A ridosso del Capodanno, il mondo sanitario ticinese aveva rivolto aspre critiche al Consiglio Federale. I nostri medici reclamavano dal Governo misure più severe per evitare il peggio: un lockdown parziale, sostanzialmente. Pur nella piena comprensione della fatica immane sopportata in due anni di pandemia e nella totale consapevolezza della responsabilità gravosa che porta sulle spalle la nostra cellula sanitaria nel dover garantire il funzionamento del sistema ospedaliero, per la prima volta le motivazioni addotte dai clinici ticinesi ci hanno lasciato dubbiosi. Crediamo che il Consiglio Federale abbia fatto bene a temporeggiare, in attesa di capirne di più su Omicron. Le misure messe in atto dalla Svizzera, benché adottate con grave ritardo, non sono irrilevanti e, a guardar bene, neppure tanto dissimili dalla maggioranza dei Paesi europei. Più che invocare nuovi confinamenti, bisognerebbe insistere con molta più determinazione sulla campagna della terze dose, con la richiesta che venga accorciato a sei mesi la durata del certificato Covid, con l'introduzione delle mascherine FFP2 in tutti gli spazi chiusi. A proposito di mascherine: prima d’imporla alle elementari (misura di difficile comprensione), andava per l’appunto imposta agli adulti la FFP2. E su questo il Consiglio di Stato poteva agire motu proprio.

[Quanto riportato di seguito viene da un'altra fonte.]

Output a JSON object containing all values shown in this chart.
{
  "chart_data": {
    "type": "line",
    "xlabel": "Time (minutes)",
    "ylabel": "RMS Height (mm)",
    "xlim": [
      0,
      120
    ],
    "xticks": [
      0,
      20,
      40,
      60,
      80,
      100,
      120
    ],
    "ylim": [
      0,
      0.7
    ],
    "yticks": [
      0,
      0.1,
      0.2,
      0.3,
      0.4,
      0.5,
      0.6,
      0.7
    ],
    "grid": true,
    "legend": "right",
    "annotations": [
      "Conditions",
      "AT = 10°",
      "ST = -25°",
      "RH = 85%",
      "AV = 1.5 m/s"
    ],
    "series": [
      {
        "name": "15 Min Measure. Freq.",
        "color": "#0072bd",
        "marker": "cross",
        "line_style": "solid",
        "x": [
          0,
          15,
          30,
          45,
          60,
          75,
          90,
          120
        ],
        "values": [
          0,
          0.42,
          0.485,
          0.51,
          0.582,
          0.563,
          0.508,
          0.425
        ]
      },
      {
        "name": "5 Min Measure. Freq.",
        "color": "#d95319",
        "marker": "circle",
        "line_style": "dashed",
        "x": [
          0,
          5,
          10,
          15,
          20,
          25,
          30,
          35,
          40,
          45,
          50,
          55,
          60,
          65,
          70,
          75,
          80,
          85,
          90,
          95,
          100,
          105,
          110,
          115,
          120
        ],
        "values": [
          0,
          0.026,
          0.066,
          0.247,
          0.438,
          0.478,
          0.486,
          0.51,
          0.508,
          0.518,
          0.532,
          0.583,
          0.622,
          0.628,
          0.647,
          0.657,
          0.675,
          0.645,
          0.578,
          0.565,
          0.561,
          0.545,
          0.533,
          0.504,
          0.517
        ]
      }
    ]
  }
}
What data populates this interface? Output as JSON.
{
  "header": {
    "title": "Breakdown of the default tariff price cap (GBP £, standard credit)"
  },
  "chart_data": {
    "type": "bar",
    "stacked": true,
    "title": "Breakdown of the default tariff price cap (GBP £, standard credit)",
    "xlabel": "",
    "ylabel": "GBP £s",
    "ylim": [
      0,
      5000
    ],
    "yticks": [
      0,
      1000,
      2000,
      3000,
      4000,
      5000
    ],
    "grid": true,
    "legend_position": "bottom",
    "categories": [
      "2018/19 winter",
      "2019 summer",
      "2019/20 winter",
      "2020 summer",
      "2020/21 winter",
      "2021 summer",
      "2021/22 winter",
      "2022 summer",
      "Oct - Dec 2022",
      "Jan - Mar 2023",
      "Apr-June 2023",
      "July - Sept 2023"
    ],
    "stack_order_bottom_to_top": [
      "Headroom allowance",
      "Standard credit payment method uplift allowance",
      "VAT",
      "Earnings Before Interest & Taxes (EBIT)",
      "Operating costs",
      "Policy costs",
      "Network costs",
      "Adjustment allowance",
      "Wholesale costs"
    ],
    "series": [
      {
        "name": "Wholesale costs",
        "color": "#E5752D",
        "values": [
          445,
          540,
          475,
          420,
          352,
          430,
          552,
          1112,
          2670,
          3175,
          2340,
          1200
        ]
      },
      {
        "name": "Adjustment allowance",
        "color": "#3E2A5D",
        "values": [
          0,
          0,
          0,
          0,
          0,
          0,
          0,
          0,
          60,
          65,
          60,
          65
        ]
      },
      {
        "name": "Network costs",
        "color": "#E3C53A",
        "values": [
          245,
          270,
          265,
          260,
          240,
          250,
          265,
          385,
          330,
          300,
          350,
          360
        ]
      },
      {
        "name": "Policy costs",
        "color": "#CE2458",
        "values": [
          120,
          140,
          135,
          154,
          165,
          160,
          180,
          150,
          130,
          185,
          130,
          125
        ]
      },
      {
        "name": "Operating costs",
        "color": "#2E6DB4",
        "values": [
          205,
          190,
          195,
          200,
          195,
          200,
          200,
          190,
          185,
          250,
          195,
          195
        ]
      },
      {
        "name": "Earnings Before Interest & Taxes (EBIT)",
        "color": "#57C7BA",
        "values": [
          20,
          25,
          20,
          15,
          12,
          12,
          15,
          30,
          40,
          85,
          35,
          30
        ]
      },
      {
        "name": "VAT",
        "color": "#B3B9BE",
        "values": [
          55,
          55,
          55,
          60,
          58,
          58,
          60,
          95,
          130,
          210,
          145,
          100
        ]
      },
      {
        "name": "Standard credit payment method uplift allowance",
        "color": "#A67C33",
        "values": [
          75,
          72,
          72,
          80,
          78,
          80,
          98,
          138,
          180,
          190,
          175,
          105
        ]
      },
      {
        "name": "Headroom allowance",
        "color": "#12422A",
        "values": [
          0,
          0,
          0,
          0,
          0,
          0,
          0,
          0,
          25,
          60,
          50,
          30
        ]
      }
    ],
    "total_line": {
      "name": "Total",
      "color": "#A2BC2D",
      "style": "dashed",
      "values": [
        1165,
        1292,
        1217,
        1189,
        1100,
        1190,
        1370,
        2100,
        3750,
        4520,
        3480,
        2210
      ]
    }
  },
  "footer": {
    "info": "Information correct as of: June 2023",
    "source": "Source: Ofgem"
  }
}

Un’altra evidenza è che Omicron corre troppo più veloce di noi. Non si può fermare. Comanda il virus, ancora una volta e noi dobbiamo adeguarci. Siamo già, con ogni evidenza, in una fase di mitigazione. Per questo riteniamo che sia giunto il momento di chiudere il “tamponificio Ticino”, così come di rivedere le politiche di quarantena, mentre il contact tracing è già andato a pallino. Tali misure potevano infatti avere un senso nell’ottica di un’interruzione delle catene di contagio, mentre oggi appaiono certamente superate, se non addirittura controproducenti, quantomeno per il dispendio di mezzi e di energie.
Il tampone andrebbe fatto solo ai sintomatici conclamati e possibilmente su indicazione del medico. Mentre per i confinamenti individuali ci sentiamo di condividere la proposta della Consigliera di Stato UDC del Canton Zurigo Natalie Rickli, che ha proposto di ridurre a 5 giorni la quarantena e gli isolamenti. A nostro avviso si potrebbe fare anche un passo in più: stop alle quarantena per i vaccinati con doppia dose, in caso di assenza di sintomi nelle 48 ore successive al contatto stretto. E stop all’isolamento per i positivi che hanno ricevuto una dose booster, in assenza di sintomi o fino alla loro scomparsa. Stiamo lasciando a casa troppa gente sana e per troppo tempo.
Nelle prossime settimane affronteremo un altro step importante: che effetto epidemiologico avrà la ripresa della scuola e di tutte le attività lavorative dopo le vacanze? Occorre mantenere la massima prudenza, correre a fare la terza dose e rimettersi ai dati e alle nuove conoscenze scientifiche, senza pregiudizi.
Ma se venisse ulteriormente confermato che Omicron produce una malattia diversa, sarà indispensabile mettere in campo alla svelta approcci e misure diverse da quelle del passato. Perché forse siamo finalmente arrivati a un periodo di convivenza possibile con il virus. Sarebbe una splendida notizia.